Survival strategies in bacterial populations during persistent lung infections
Patients suffering from the genetic disorder cystic fibrosis (CF) are nearly always infected with various microorganisms in their airways. Investigations of the very common infecting pathogen in CF – Pseudomonas aeruginosa – have shown that these infections develop over relatively short time periods into persistent and eventually chronic infections despite a functional immune system and continuous treatment with several antibiotics. Only very limited high-level antibiotic resistance, however, appears among clinical isolates of these bacteria during the first decade of infection, and it is therefore important to identify alternative mechanisms employed by P. aeruginosa to persist in presence of antibiotics. Moreover, in cases of actual high-level resistance development in the bacteria derived from the CF patients, we frequently observe that the underlying mutations are different from those, which usually are considered to be the most common based on laboratory selection experiments. Such observations are important to consider in connection with attempts to develop bioinformatics based tools for prediction and diagnosis of antibiotic resistance.

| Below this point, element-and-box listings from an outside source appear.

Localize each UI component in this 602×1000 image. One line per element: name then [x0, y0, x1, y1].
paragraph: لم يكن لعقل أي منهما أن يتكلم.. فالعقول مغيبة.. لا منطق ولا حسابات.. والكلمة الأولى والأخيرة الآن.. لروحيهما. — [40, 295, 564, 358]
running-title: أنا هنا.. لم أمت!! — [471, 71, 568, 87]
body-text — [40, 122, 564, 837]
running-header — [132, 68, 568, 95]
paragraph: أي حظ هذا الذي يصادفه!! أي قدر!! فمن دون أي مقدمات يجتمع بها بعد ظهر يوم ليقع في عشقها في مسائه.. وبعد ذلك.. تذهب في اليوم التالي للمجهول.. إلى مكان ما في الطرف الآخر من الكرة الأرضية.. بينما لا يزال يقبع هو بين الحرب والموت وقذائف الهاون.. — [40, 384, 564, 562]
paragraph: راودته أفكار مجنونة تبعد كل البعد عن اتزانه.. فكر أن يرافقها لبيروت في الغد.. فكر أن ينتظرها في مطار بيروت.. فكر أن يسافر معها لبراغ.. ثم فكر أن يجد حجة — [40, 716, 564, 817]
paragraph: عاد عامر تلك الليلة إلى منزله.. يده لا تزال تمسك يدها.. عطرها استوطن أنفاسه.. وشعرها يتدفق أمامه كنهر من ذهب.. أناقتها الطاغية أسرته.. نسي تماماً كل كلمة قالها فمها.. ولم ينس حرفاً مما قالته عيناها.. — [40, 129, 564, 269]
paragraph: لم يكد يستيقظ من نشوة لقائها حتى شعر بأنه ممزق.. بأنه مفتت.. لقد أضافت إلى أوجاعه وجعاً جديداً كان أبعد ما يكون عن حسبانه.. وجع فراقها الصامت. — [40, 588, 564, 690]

I will briefly summarize our knowledge about persistence mechanisms unrelated to high-level antibiotic resistance derived from investigations of CF clinical isolates of P. aeruginosa. I will further describe in some detail a case of high-level resistance to aminoglycosides associated with collateral sensitivity to chloramphenicol. The associated mutation in a gene for a ribosomal protein is very distinct from usually reported aminoglycoside resistance mutations. High-resolution structural analysis of the ribosomes from this mutant strain offers explanations of most/all of the phenotypes connected with the mutation in the r-protein gene.